REPUBLIKA.CO.ID, JAKARTA -- Biro Hukum Sekretariat Daerah (Setda) DKI menyebutkan, insentif bagi tenaga kesehatan dan penunjangnya dituliskan dalam Raperda Penanggulangan Covid-19 menjadi wewenang, bukan berarti pemerintah tidak serius.
Kepala Biro Hukum Setda DKI Jakarta, Yayan Yuhana mengatakan, jika mengacu pada struktur regulasinya, eksekutif memandang pemberian insentif ada pada wewenang bukan pada tanggung jawab. Tetapi, hal itu bukan berarti pemerintah tidak serius membayarkan uang insentif bagi tenaga kesehatan dan tenaga penunjang.
"Kami memasukan ini ke dalam wewenang, bukan berarti tidak bisa atau mau-mau dan nggak-nggak. Tapi dengan rencana kemarin ini memang ada sesuatu yang menjadi dasar bagi kami untuk memberikan insentif ini," kata Yayan di gedung DPRD DKI Jakarta, Selasa (6/10).
Menurut dia, ketika poin tersebut dimasukan ke dalam kewajiban, ada keterbatasan dalam hal penganggaran karena terbentur dengan regulasi yang dibuat pemerintah pusat. Terlebih dana insentif itu diberikan pemerintah pusat melalui Kementerian Keuangan.
"Ketika kita mencantumkan bahwa memberikan insentif itu menjadi suatu kewajiban, sesungguhnya itu sesuatu hal yang mau tidak mau kita laksanakan. Jadi kami sinergikan (dengan regulasi pemerintah pusat) dan kami masukan ini ke dalam wewenang," ujar Yayan..
Badan Pembentukan Peraturan Daerah (Bapemperda) DPRD DKI dan Pemprov DKI kembali membahas Raperda Penanggulangan Covid-19 pada Selasa. Dalam rapat itu, sejumlah anggota Bapemperda meminta eksekutif untuk mengubah sejumlah poin wewenang dan tanggung jawab dalam pasal 4 dan 5 dalam raperda tersebut.

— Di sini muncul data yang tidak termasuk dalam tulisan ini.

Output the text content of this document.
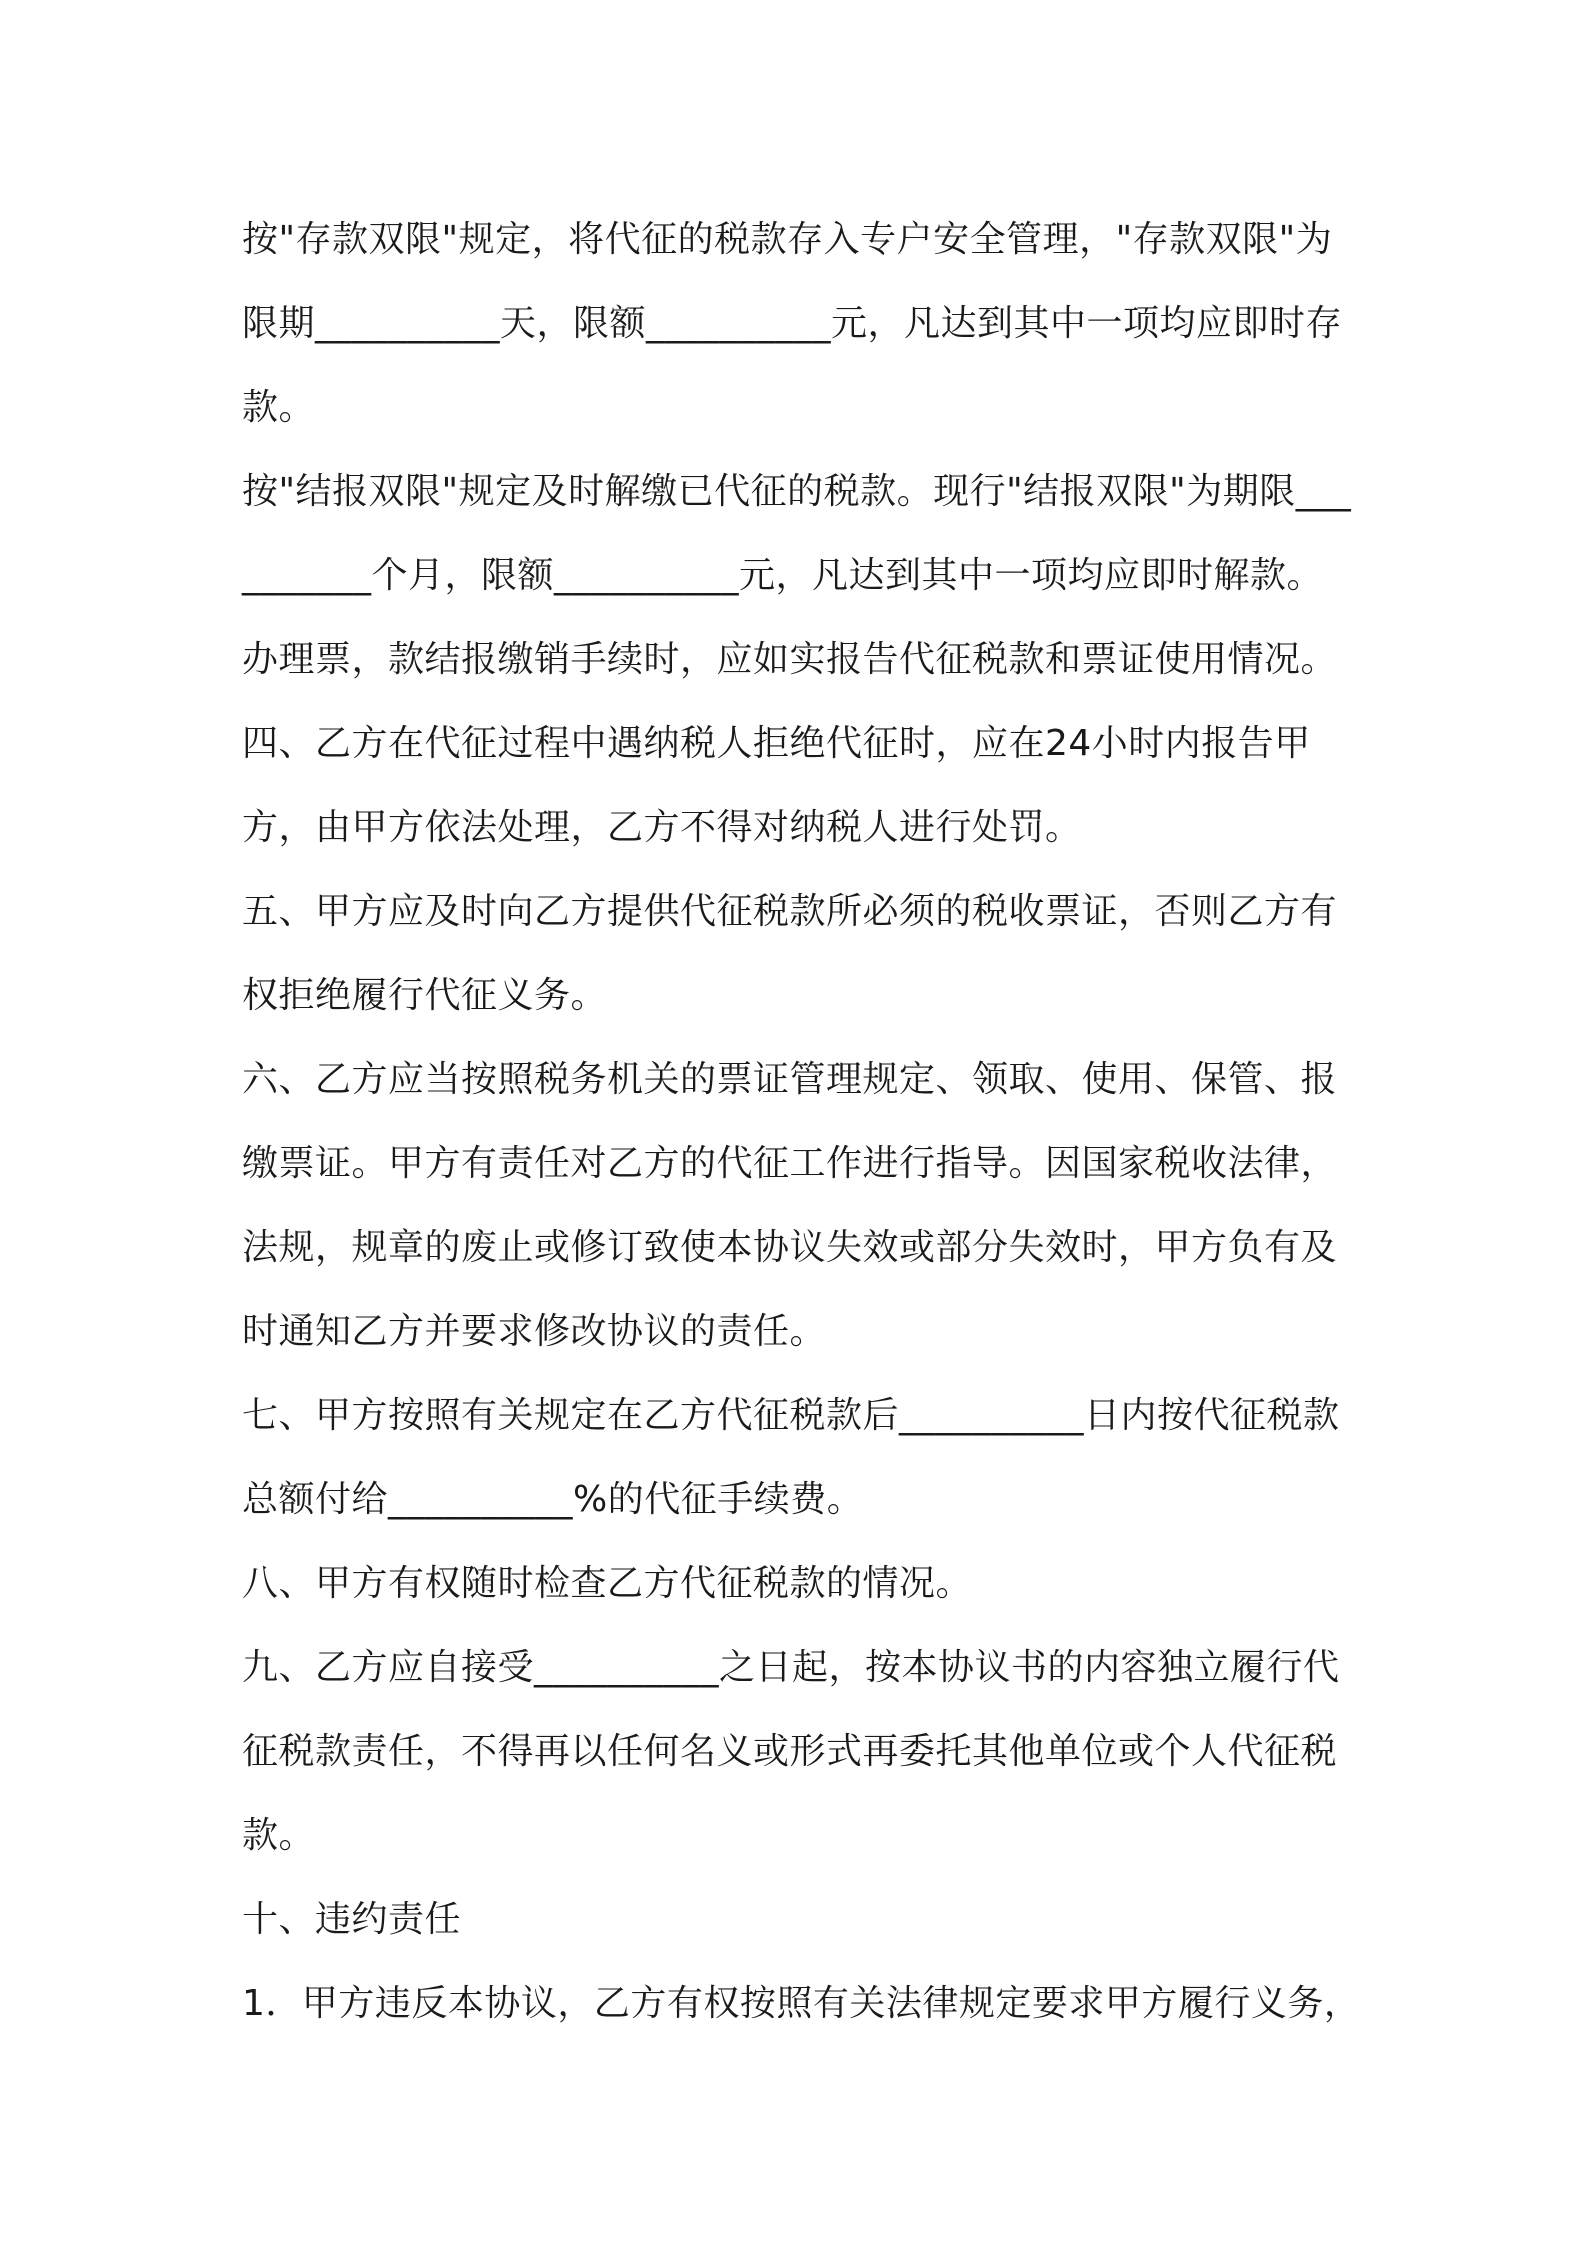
按"存款双限"规定，将代征的税款存入专户安全管理，"存款双限"为限期__________天，限额__________元，凡达到其中一项均应即时存款。

按"结报双限"规定及时解缴已代征的税款。现行"结报双限"为期限__________个月，限额__________元，凡达到其中一项均应即时解款。

办理票，款结报缴销手续时，应如实报告代征税款和票证使用情况。

四、乙方在代征过程中遇纳税人拒绝代征时，应在24小时内报告甲方，由甲方依法处理，乙方不得对纳税人进行处罚。

五、甲方应及时向乙方提供代征税款所必须的税收票证，否则乙方有权拒绝履行代征义务。

六、乙方应当按照税务机关的票证管理规定、领取、使用、保管、报缴票证。甲方有责任对乙方的代征工作进行指导。因国家税收法律，法规，规章的废止或修订致使本协议失效或部分失效时，甲方负有及时通知乙方并要求修改协议的责任。

七、甲方按照有关规定在乙方代征税款后__________日内按代征税款总额付给__________%的代征手续费。

八、甲方有权随时检查乙方代征税款的情况。

九、乙方应自接受__________之日起，按本协议书的内容独立履行代征税款责任，不得再以任何名义或形式再委托其他单位或个人代征税款。

十、违约责任

1．甲方违反本协议，乙方有权按照有关法律规定要求甲方履行义务，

Salah satunya adalah wewenang memberikan insentif kepada petugas kesehatan dan tenaga penunjang. Anggota Bapemperda DPRD DKI, Wibi Andrino meminta pemberian insentif bukan dimasukan ke dalam bagian wewenang, tapi dimasukan ke dalam tanggung jawab.

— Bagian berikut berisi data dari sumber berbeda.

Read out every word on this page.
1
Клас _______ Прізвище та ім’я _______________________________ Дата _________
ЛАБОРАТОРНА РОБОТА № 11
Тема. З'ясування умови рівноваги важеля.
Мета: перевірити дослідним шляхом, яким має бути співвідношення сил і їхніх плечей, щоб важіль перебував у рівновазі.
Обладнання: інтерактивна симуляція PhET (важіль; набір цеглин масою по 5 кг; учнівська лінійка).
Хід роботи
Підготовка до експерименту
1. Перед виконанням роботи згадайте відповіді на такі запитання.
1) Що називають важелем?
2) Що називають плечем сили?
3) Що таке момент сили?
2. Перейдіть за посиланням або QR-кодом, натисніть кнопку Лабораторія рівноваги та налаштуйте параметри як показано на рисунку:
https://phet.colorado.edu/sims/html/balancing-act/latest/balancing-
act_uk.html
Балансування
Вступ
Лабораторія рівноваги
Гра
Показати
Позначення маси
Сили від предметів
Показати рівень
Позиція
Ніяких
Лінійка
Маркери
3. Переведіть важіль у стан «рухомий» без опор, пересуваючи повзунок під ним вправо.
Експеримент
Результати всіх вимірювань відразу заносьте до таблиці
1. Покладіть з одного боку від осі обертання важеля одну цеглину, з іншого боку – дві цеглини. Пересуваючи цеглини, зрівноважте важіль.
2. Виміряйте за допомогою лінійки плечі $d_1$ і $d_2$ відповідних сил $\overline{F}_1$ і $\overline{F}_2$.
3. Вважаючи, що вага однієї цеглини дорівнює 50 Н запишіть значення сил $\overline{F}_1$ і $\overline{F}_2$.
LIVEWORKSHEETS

"Ini pemberian insentif dimasukan ke dalam tanggung jawab bukan wewenang. Kalau wewenang, itu nanti pemerintah bisa memiliki hak untuk tidak membayar, sementara peran mereka sangat penting," kata Wibi dalam rapat tersebut.
Dalam rapat itu, Wibi juga meminta agar keterangan pemberian insentif sesuai kemampuan finansial pemerintah daerah hendaknya dihapus. Dia memandang dana insentif itu tidak hanya bersumber dari APBD saja, tapi bisa diperoleh dari bantuan pemerintah pusat.
"Terkait sesuai dengan kemampuan keuangan daerah itu, tidak perlu dimasukan karena nanti dari perda ini kita atau Pemprov DKI Jakarta bisa minta bantuan lebih kepada pemerintah pusat. Kalau tertulis sesuai dengan kemampuan daerah, itu malah nanti terkunci hanya menggunakan APBD kita saja," ujar Wibi.
Ketua Bapemperda DPRD DKI, Pantas Nainggolan yang memimpin rapat itu memutuskan untuk memasukan pemberian insentif kepada tenaga kesehatan dan tenaga penunjangnya sebagai tanggung jawab pemerintah.
Dia menyebutkan, wewenang lebih kepada hak eksekutif dalam mengambil kebijakan. Sedangkan DKI harus mengambil peran agar tenaga kesehatan dan penunjang kesehatan dapat menerima insentif.